The drill being used is an IML-RESI PowerDrill that digitally maps the density of the selected pole with a Resistograph. This shows areas inside the pole that may be rotting or a low-density weak spot caused from a crack or a pit in the tree the pole was made from. All of these symptoms can cause a failed pole resulting in an unplanned power outage.
The Selected Area:
McKenzie Electric has approximately 66,020 poles in our distribution area consisting of a mixture of Fir and Pine tree poles. Of those, around 6,000 will be tested this year, or roughly 10 percent of the total poles. The poles being tested range from the early 2000s and go as far back as the 1950s in terms of age. The map pictured below outlines where the pole testing will occur in the Blue Buttes, Skarr, Bicentennial, and Rough Rider areas. Poles were selected firstly based on their age, then the criteria was filtered down to where outages most commonly occur and the long range plan. The long-range plan is a combination of data based on power needs and growth in the McKenzie Electric service area.

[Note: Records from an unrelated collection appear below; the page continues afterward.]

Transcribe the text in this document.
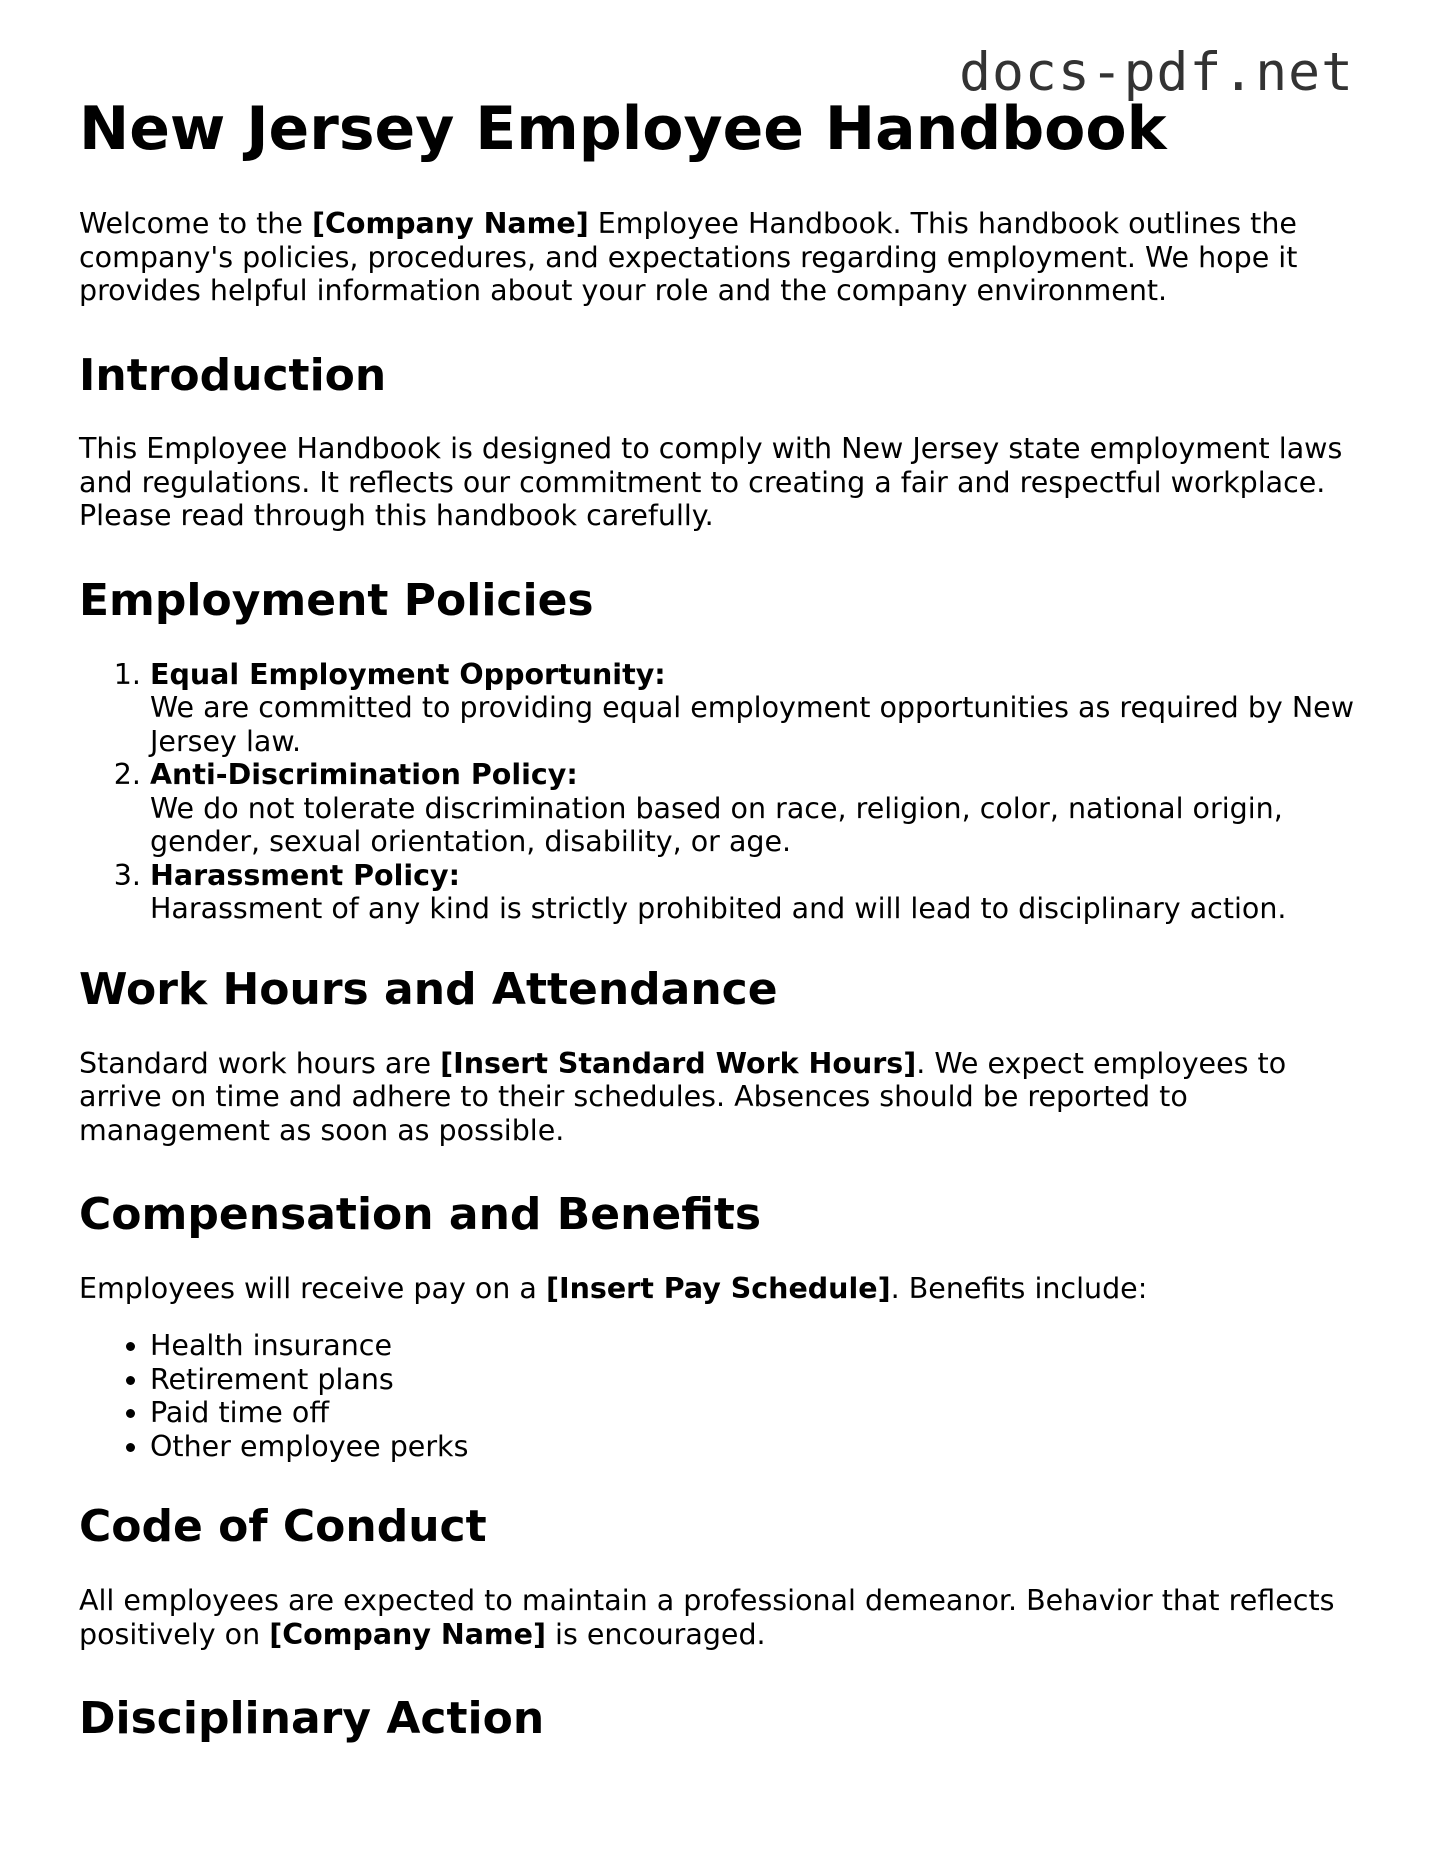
docs-pdf.net
New Jersey Employee Handbook

Welcome to the [Company Name] Employee Handbook. This handbook outlines the company's policies, procedures, and expectations regarding employment. We hope it provides helpful information about your role and the company environment.

Introduction

This Employee Handbook is designed to comply with New Jersey state employment laws and regulations. It reflects our commitment to creating a fair and respectful workplace. Please read through this handbook carefully.

Employment Policies
1. Equal Employment Opportunity:
We are committed to providing equal employment opportunities as required by New Jersey law.
2. Anti-Discrimination Policy:
We do not tolerate discrimination based on race, religion, color, national origin, gender, sexual orientation, disability, or age.
3. Harassment Policy:
Harassment of any kind is strictly prohibited and will lead to disciplinary action.
Work Hours and Attendance

Standard work hours are [Insert Standard Work Hours]. We expect employees to arrive on time and adhere to their schedules. Absences should be reported to management as soon as possible.

Compensation and Benefits

Employees will receive pay on a [Insert Pay Schedule]. Benefits include:

• Health insurance
• Retirement plans
• Paid time off
• Other employee perks
Code of Conduct

All employees are expected to maintain a professional demeanor. Behavior that reflects positively on [Company Name] is encouraged.

Disciplinary Action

This plan is in place to maximize the output of power to certain areas while keeping equipment within the safe parameters of operation and with the least amount of down time due to construction and faulty equipment.
Why Are We Testing Poles?:
Rural Utilities Service (RUS) requires pole testing be done in 12-15 year increments for reliability and safety. As well as the federal requirement, testing poles decreases the chance of having an unplanned outage from a downed power line caused from faulty equipment or a rotted out pole.